Ire législature de la Seconde Restauration

Ire législature de la Seconde Restauration

Chambre introuvable

Lors de la seconde Restauration, la nouvelle chambre des députés élue les 14 et 22 août 1815 est restée célèbre sous le nom de «Chambre introuvable», expression attribuée à Louis XVIII pour dire qu’il n’aurait pu en rêver une qui fût plus favorable à son trône. Cependant la monarchie va très vite être confrontée à une Chambre plus royaliste que le roi, qui va tenter à la fois d’éprouver son pouvoir et de fonder les libertés du parlement sur des lois répressives. La session parlementaire s’ouvre le 7 octobre, et avec elle débute un épisode bref mais très dense politiquement, jusqu’à la dissolution de la Chambre le 5 septembre 1816.

Sommaire

L’ultracisme de la chambre : des convictions contre-révolutionnaires

La Terreur blanche se déchaîne à l’été 1815 après Waterloo et la chute de Napoléon, contre les bonapartistes et les anciens révolutionnaires dans l’Ouest et surtout le Midi de la France. La passion religieuse s’ajoute à la passion politique, dressant les catholiques fanatiques contre les protestants qui s’étaient montrés en grande majorité favorables à la Révolution et à l’Empire. Des bandes royalistes, connues sous le nom de « verdets » en raison de la cocarde verte qu’ils portaient (la couleur du comte d’Artois, chef des ultras), s’armèrent et terrorisèrent le pays où ils trouvaient de nombreuses sympathies. En effet la conscription était très impopulaire dans le Midi : à Marseille, à la nouvelle de Waterloo, le peuple se souleva et massacra des bonapartistes et d’anciens mamelouks de la garde impériale (25 juin) ; à Toulouse, le général Ramel, qui avait tenté de désarmer les verdets, fut assassiné (15 août) ; le maréchal Brune, passant à Avignon, fut tué et son cadavre jeté dans le Rhône.

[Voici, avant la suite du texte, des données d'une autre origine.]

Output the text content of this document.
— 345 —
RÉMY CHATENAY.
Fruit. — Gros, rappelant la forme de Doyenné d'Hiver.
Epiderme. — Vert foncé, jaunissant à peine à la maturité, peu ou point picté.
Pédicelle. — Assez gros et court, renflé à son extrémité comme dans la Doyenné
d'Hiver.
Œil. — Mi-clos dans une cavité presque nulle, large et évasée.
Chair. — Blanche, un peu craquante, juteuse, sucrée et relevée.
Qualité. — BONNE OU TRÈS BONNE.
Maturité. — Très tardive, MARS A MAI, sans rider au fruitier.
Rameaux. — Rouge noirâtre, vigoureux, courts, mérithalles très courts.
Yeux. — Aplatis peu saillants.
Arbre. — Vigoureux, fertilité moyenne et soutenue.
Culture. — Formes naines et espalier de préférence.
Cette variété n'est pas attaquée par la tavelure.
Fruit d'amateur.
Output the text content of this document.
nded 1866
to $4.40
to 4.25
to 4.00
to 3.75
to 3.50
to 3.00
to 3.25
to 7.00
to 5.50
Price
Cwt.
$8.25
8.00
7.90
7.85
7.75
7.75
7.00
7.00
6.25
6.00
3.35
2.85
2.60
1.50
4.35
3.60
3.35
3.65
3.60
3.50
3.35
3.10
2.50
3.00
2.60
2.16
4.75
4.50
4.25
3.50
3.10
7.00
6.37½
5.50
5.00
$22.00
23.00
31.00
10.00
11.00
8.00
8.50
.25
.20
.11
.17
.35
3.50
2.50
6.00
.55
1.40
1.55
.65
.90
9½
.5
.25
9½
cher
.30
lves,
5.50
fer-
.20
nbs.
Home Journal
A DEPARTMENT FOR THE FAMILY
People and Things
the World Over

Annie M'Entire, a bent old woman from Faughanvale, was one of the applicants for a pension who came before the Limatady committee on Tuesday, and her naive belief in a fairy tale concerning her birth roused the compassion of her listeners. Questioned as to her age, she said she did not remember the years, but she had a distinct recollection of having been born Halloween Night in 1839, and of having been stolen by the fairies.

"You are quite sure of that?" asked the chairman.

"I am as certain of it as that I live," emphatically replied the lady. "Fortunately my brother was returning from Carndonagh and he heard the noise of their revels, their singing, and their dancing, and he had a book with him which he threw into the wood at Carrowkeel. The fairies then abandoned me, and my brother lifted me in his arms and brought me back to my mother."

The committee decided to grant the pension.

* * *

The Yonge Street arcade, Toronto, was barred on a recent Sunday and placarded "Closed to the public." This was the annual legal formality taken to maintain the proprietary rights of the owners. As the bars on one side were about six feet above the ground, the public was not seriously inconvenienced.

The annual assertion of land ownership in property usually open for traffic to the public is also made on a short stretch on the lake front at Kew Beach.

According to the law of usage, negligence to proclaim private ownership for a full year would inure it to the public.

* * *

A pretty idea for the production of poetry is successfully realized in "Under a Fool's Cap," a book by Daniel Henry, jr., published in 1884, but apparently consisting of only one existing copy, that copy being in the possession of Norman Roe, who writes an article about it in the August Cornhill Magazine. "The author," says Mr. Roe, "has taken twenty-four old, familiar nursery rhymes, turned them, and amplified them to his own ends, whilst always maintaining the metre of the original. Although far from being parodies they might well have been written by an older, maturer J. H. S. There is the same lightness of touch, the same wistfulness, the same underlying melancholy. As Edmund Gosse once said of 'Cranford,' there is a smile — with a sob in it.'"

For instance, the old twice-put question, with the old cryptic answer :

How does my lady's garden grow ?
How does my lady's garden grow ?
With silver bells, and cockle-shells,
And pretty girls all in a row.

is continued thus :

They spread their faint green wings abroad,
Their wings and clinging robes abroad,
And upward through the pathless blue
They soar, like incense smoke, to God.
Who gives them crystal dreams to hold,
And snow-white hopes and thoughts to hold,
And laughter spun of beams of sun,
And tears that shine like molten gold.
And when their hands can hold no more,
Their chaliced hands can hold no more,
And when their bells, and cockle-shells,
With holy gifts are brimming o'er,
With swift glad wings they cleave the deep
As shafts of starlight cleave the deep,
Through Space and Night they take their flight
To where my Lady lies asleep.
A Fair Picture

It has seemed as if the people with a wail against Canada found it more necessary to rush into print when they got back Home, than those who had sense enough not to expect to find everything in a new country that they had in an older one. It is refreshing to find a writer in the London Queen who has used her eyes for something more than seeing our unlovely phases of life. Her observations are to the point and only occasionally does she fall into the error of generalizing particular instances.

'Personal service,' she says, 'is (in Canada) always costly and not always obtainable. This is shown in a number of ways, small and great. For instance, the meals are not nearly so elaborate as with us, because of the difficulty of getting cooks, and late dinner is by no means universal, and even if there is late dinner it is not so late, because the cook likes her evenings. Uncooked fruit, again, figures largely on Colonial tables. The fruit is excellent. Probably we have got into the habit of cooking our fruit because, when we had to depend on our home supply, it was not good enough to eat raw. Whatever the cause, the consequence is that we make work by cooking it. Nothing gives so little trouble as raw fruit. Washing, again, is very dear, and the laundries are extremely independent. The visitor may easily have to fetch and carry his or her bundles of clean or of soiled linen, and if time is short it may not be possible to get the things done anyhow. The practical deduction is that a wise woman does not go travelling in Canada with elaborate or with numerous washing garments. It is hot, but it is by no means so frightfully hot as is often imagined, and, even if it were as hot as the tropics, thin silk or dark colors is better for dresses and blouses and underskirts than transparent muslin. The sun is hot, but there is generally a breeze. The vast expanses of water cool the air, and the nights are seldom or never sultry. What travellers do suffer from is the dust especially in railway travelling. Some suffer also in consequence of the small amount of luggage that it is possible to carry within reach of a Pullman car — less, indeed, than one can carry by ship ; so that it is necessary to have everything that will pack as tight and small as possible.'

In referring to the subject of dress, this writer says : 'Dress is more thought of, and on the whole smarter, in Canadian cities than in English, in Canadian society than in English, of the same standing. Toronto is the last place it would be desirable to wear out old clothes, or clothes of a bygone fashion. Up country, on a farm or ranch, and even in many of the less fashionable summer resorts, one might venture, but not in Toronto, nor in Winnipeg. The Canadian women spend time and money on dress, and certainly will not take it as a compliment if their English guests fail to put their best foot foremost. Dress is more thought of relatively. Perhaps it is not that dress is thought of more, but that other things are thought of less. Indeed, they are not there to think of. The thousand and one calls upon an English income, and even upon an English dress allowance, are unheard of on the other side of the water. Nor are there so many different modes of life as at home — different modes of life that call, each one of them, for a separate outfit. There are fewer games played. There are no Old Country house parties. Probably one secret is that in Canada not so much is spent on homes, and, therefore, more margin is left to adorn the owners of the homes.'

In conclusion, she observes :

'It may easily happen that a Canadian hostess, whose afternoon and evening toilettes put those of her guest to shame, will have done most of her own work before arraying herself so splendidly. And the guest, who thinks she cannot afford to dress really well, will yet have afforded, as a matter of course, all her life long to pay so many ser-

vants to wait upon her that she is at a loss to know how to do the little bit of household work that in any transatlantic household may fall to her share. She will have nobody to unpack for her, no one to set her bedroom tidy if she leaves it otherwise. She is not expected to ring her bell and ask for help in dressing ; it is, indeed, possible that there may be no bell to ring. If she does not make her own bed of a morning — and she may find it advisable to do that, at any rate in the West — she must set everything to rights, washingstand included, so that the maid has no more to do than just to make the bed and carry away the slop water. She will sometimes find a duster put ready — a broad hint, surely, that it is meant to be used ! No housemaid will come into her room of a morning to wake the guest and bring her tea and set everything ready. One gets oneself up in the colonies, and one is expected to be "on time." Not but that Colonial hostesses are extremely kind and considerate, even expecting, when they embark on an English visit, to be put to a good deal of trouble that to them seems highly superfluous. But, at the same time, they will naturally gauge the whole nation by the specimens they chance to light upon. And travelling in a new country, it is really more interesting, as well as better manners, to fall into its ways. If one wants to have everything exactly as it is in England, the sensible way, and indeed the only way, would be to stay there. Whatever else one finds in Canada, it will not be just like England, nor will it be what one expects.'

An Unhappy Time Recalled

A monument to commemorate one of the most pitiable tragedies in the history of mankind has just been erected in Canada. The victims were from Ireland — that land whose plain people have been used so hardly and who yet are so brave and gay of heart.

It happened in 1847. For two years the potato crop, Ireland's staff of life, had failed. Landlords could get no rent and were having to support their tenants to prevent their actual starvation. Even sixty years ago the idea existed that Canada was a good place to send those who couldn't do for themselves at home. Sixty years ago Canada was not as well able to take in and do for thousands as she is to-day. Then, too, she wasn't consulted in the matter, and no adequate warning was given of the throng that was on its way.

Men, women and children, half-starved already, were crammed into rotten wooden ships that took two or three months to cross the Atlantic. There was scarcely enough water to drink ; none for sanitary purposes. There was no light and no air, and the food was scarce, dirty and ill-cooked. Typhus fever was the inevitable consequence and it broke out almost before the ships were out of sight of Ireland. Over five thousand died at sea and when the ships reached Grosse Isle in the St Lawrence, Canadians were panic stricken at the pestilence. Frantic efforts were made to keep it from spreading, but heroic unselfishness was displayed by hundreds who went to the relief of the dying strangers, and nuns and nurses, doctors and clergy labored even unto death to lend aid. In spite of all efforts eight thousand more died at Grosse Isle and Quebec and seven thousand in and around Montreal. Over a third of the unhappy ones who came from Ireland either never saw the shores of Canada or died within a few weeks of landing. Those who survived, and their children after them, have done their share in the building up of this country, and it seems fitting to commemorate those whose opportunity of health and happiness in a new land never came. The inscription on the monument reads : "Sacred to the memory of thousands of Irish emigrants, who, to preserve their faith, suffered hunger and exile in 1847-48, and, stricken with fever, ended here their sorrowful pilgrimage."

La majorité ultra de la Chambre est l’expression plus ou moins affirmée d’une certaine nostalgie de l’Ancien Régime : une société hiérarchisée fondée sur la religion catholique et la séparation en ordres. Pour réussir la contre-révolution, les ultras veulent effacer l’héritage révolutionnaire ; la Charte du 4 juin 1814 évoquant à ce titre les évènements de la révolution par de « funestes écarts » ayant « interrompus la chaîne du temps ». La Chambre multiplie alors les actes de rupture symbolique avec le passé révolutionnaire : le divorce est remis en cause, le régicide est interdit, un long calendrier de cérémonies funèbres pour célébrer les malheurs de l’Ancien Régime invite les français à l’expiation des crimes révolutionnaires, à commencer par la mort de Louis XVI le 21 janvier 1793.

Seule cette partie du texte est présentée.